宇野千代の文章をこうして読むのはたぶん初めて。
この本に収録されているのは宇野千代が80歳を過ぎてから書いたもののようだけれど、すみずみまで生きるということに対する意欲が満ち溢れているようで、読んでいてなにやら元気が湧いてくる。
文体があちこちまばらなので、もしかしたらあちこちで書いたのをまとめたものなのかもしれない。

頭で考えるだけのことは、何もしないのと同じことである。私たちは頭で考えるのではなく、手で考えるのである。手を動かすことによって、考えるのである。

人間の考えることは、その人の行動によって引き出されることが多い。

おかしな言い方ですけれど、あの時は思わずそうした、考える隙間がなかった、と思うほど速い、速力のある行動ほど、「生きていた」と言う感覚が強いのです。悪かったかも知れない、しかし後悔はみじんもしない、と言う感覚です。


後悔はみじんもしない、などというくだりにはほれぼれしてしまう。

人生は死ぬまで現役である。老後の存在する隙はない。

人間と言うものは、次々と死んで行く。私もやがて死んで行くに違いないが、おかしいことに、私は自分がやがては死んで行く、と思ったことが一度もない。いつまでも生きているもののように思って、今日から明日、明日からあさってと暮らしている。

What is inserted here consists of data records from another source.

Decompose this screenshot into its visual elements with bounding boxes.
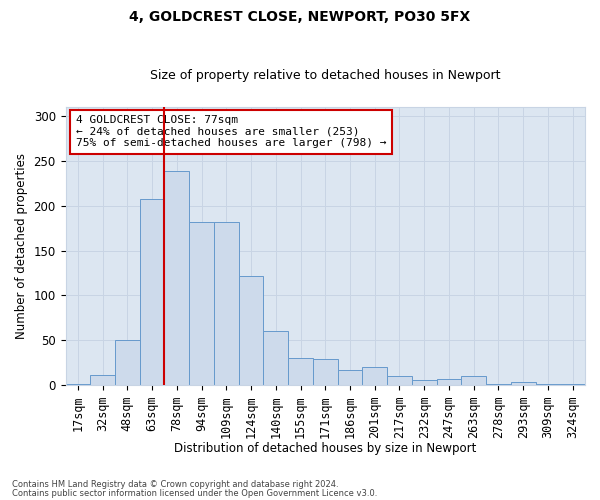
Text: Contains public sector information licensed under the Open Government Licence v3: Contains public sector information licen… — [12, 488, 377, 498]
Bar — [387, 376, 412, 386]
Bar — [338, 370, 362, 386]
Bar — [189, 222, 214, 386]
Bar — [412, 380, 437, 386]
Bar — [313, 360, 338, 386]
Bar — [362, 368, 387, 386]
X-axis label: Distribution of detached houses by size in Newport: Distribution of detached houses by size … — [174, 442, 476, 455]
Bar — [437, 379, 461, 386]
Bar — [511, 382, 536, 386]
Bar — [65, 384, 90, 386]
Bar — [164, 170, 189, 386]
Bar — [115, 340, 140, 386]
Bar — [214, 222, 239, 386]
Text: 4, GOLDCREST CLOSE, NEWPORT, PO30 5FX: 4, GOLDCREST CLOSE, NEWPORT, PO30 5FX — [130, 10, 470, 24]
Title: Size of property relative to detached houses in Newport: Size of property relative to detached ho… — [150, 69, 500, 82]
Bar — [560, 384, 585, 386]
Bar — [288, 358, 313, 386]
Bar — [263, 332, 288, 386]
Text: Contains HM Land Registry data © Crown copyright and database right 2024.: Contains HM Land Registry data © Crown c… — [12, 480, 338, 489]
Bar — [536, 384, 560, 386]
Bar — [486, 384, 511, 386]
Y-axis label: Number of detached properties: Number of detached properties — [15, 153, 28, 339]
Bar — [90, 376, 115, 386]
Bar — [140, 200, 164, 386]
Text: 4 GOLDCREST CLOSE: 77sqm
← 24% of detached houses are smaller (253)
75% of semi-: 4 GOLDCREST CLOSE: 77sqm ← 24% of detach… — [76, 115, 386, 148]
Bar — [239, 276, 263, 386]
Bar — [461, 376, 486, 386]
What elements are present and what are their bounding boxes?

八十八歳にもなって、娘の頃と同じように、体の格好を気にするなんて、呆れたものであるが、しかし、そうとばかりは言えない。少しでも好い形になって、あの人に見られても好い、と思う、その、あの人がいるような気がするのが、面白いからである。八十八歳になっても、いや、百歳になっても、まだ、あの人がいるような気がするのが、私の生きている証拠なのかも知れない、と思うのが、面白いからである


私、年をとってもこういう人でありたい。